By Seth Owens

District Technician

For the most part, another Northwest Ohio crop year is in the books. While many farmers throughout the region are preparing for the coming spring, Soil and Water Conservation Districts and our federal counter-parts are taking a look at what was left behind. Twice annually, the Van Wert Soil & Water Conservation District, as well as all other districts within the Western Lake Erie basin watershed, perform what is known as the tillage transect. During this time, a pre-determined route is driven throughout the entire county and valuable information is gathered. As we head into the new year, here are a few of the agricultural trends we are seeing in Van Wert:

Of the roughly 210,000 harvestable acres in the county, 54 percent were planted with soybeans in 2018, 38 percent were planted with corn, and roughly 8 percent with wheat or some form of forage. When compared with the figures from one year ago, these numbers have remained very nearly the same. As it pertains to soil health and nutrient run-off, the use of tillage and the absence or presence of a cover crop plays a pivotal role. The graph above shows the break-down of the types of tillage used in Van Wert County.

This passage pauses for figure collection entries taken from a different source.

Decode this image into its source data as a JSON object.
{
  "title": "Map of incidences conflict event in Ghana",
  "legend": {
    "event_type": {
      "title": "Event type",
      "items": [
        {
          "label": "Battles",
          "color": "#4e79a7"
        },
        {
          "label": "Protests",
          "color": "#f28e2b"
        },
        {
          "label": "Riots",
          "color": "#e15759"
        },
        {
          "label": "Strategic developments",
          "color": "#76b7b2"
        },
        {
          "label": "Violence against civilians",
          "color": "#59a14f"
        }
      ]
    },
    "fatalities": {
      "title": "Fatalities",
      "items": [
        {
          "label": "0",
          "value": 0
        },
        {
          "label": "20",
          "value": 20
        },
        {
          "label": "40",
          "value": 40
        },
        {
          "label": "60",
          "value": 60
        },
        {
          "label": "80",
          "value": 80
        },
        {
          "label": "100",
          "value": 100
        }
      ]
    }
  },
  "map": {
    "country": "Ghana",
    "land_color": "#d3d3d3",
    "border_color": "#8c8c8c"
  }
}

Why are these figures significant?

As no doubt many of you are aware, Lake Erie and the algal blooms have been quite the topic of debate in recent months, and much of the blame for these blooms has been put on the shoulders of nutrient run-off from Northwest Ohio fields. Studies have shown that cover crops that grow over winter greatly reduce the amount of soil erosion, trapping the nutrients in the field and keeping them out of the water. The same can be said when a farmer uses no-till management, in which a crop is harvested, and the succeeding crop is planted directly into the field with little or no disturbance of the soil. The use of these practices and the positive effects they have has not gone un-noticed, and the trends we are seeing show that. In 1988, nearly 90 percent of fields in Van Wert County were completely tilled every year. As it stands today, that figure is less than 10 percent. In that same year, 3.5 percent of fields were left un-tilled. As you can see, the numbers are trending in the right direction, and it is only with cooperation from everyone involved that we will see an improvement in our water bodies.